Bradley's successful coffeeshop--which apparently only requires the owner and two employees to operate daily--serves as the conduit for another passionate love affair. The angel-faced ex-junkie Oscar (Toby Hemingway) quickly falls head over heels for his new co-worker, the spirited Chloe (Alexa Davalos), and before long they have sex everywhere they can. There's even a spectacular love scene on the 50-yard line of the local college's football stadium under a meteor shower that, despite some lazy editing, remains memorable. Soon the two broke kids are planning to move in together, even going so far as to make a pornographic tape to pay rent. But a visit to a psychic reveals to Chloe that Oscar's time on earth is limited, so she buys him a cheeseburger and asks him to marry her. She quickly tosses away her birth control and ends up pregnant despite the inevitable.
Diana's relationship with David (Burke) is the movie's most complex, authentic, and insightful. At first it appears the two only connect through sex--lots of it, incredibly graphic sex, too. As Diana reveals more of her relationship with Bradley to David, though, her lover becomes jealous and, of all things, defensive of Bradley. David, after all, married his wife for love and spent 11 years trying to make it work even after the love was gone. Diana, whom he now perceives as a monster, is willing to marry a man she doesn't love and destroy his life, too. The bedroom argument during which this plays out is the movie's best sequence.
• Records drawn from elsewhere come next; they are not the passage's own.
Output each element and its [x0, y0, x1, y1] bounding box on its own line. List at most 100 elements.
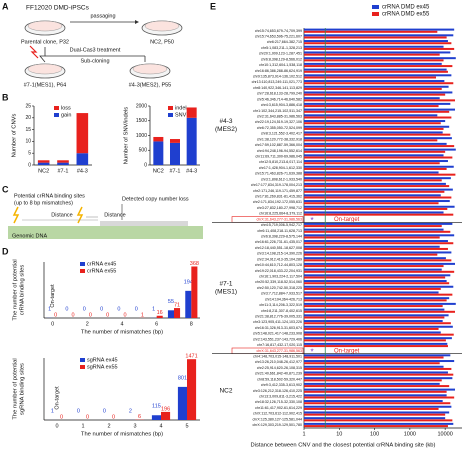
- x-tick-label: #7-1: [57, 168, 68, 174]
- bar: [167, 310, 174, 318]
- panel-label: E: [210, 1, 216, 11]
- x-tick-label: 3: [133, 423, 136, 429]
- data-label: 71: [174, 303, 180, 309]
- group-label: (MES1): [215, 289, 237, 296]
- y-axis-label: Number of SNV/indels: [124, 107, 130, 164]
- row-label: chr17:59,102,887-59,366,004: [255, 143, 302, 147]
- x-tick-label: 10: [336, 431, 342, 437]
- bar: [304, 68, 447, 71]
- row-label: chr2:31,643,885-31,986,563: [257, 115, 302, 119]
- row-label: chr16:61,226,731-61,435,017: [255, 240, 302, 244]
- row-label: chrX:129,303,219-129,501,780: [252, 423, 302, 427]
- bar: [304, 270, 455, 273]
- panel-label: C: [2, 184, 9, 194]
- bar: [304, 162, 440, 165]
- bar: [304, 82, 454, 85]
- bar: [304, 211, 444, 214]
- annotation: On-target: [50, 284, 56, 308]
- legend-label: sgRNA ex45: [87, 357, 118, 363]
- dna-label: Genomic DNA: [12, 233, 47, 239]
- data-label: 115: [152, 404, 161, 410]
- row-label: chr14:194,364-426,713: [265, 297, 302, 301]
- sites-label: (up to 8 bp mismatches): [14, 200, 73, 206]
- y-tick-label: 500: [139, 148, 148, 154]
- distance-label: Distance: [104, 212, 125, 218]
- bar: [304, 382, 440, 385]
- row-label: chr4:8,211,307-8,402,615: [261, 309, 302, 313]
- row-label: chrX:31,643,277-31,986,563: [256, 349, 302, 353]
- legend-swatch: [168, 113, 173, 117]
- bar: [186, 117, 197, 165]
- y-axis-label: Number of CNVs: [12, 113, 18, 157]
- data-label: 368: [190, 261, 199, 267]
- bar: [304, 236, 440, 239]
- bar: [191, 266, 198, 318]
- bar: [170, 142, 180, 165]
- row-label: chr16:8,225,664-8,379,112: [259, 212, 302, 216]
- bar: [186, 107, 197, 118]
- bar: [304, 97, 440, 100]
- y-axis-label: The number of potential: [13, 358, 19, 419]
- bar: [304, 316, 445, 319]
- bar: [304, 417, 446, 420]
- row-label: chr11:69,711,300-69,986,045: [255, 155, 302, 159]
- bar: [304, 379, 442, 382]
- bar: [304, 85, 449, 88]
- data-label: 55: [168, 299, 174, 305]
- bar: [304, 362, 440, 365]
- data-label: 0: [106, 312, 109, 318]
- bar: [170, 139, 180, 143]
- x-tick-label: 1: [302, 431, 305, 437]
- bar: [304, 127, 444, 130]
- x-tick-label: 5: [185, 423, 188, 429]
- group-label: NC2: [219, 388, 232, 395]
- y-tick-label: 25: [25, 103, 31, 109]
- row-label: chr2:143,551,237-143,729,406: [253, 337, 302, 341]
- row-label: chr18:32,126,715-32,330,108: [255, 400, 302, 404]
- bar: [304, 125, 450, 128]
- bar: [304, 360, 455, 363]
- row-label: chr6:217,664-382,715: [267, 40, 302, 44]
- bar: [304, 327, 439, 330]
- y-tick-label: 15: [25, 127, 31, 133]
- bar: [304, 339, 446, 342]
- row-label: chr15:71,463,826-71,639,388: [255, 172, 302, 176]
- bar: [304, 377, 453, 380]
- y-tick-label: 2000: [136, 103, 147, 109]
- row-label: chr3:126,212,318-126,410,225: [253, 389, 302, 393]
- bar: [304, 93, 446, 96]
- bar: [304, 173, 456, 176]
- bar: [304, 262, 455, 265]
- dish-label: #7-1(MES1), P64: [24, 82, 67, 88]
- row-label: chr20:52,339,118-52,514,060: [255, 280, 302, 284]
- row-label: chr20:1,009,123-1,287,451: [259, 52, 302, 56]
- panel-label: D: [2, 246, 9, 256]
- legend-label: crRNA ex45: [87, 261, 116, 267]
- legend-swatch: [54, 106, 59, 110]
- bar: [304, 177, 451, 180]
- bar: [304, 202, 439, 205]
- y-tick-label: 1500: [136, 118, 147, 124]
- cells: [144, 20, 180, 32]
- bar: [304, 371, 448, 374]
- loss-label: Detected copy number loss: [122, 196, 189, 202]
- row-label: chr2:171,834,192-172,055,631: [253, 200, 302, 204]
- data-label: 0: [54, 312, 57, 318]
- bar: [304, 282, 450, 285]
- legend-swatch: [80, 358, 85, 362]
- data-label: 0: [65, 306, 68, 312]
- bar: [304, 182, 446, 185]
- bar: [304, 36, 447, 39]
- y-tick-label: 0: [28, 162, 31, 168]
- panel-a: FF12020 DMD-iPSCs Parental clone, P32 pa…: [21, 5, 183, 88]
- bar: [304, 196, 452, 199]
- bar: [187, 359, 197, 420]
- row-label: chr3:7,712,884-7,933,517: [261, 292, 302, 296]
- arrowhead: [135, 20, 139, 24]
- data-label: 0: [89, 312, 92, 318]
- data-label: 0: [124, 312, 127, 318]
- legend-label: gain: [61, 112, 71, 118]
- row-label: chr16:31,326,913-31,603,674: [255, 326, 302, 330]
Feast of Love should not be such a disappointment. Screenwriter Allison Burnett fixed the glaring structural and narrative problems of a well-intentioned novel and veteran director Robert Benton got plenty of great performances from his cast, especially Kinnear, Davalos, and Burke. But ultimately the script adheres too closely to a text that often read more like a Chicken Soup guide to romantic philosophy than a serious meditation on modern relationships and Benton's attempts to paint scenes in color resulted in an overindulgent lushness that often drowns the senses. Like Baxter, the filmmakers wanted to load every scene with profundity, but they didn't stop to consider that there wasn't much there to begin with.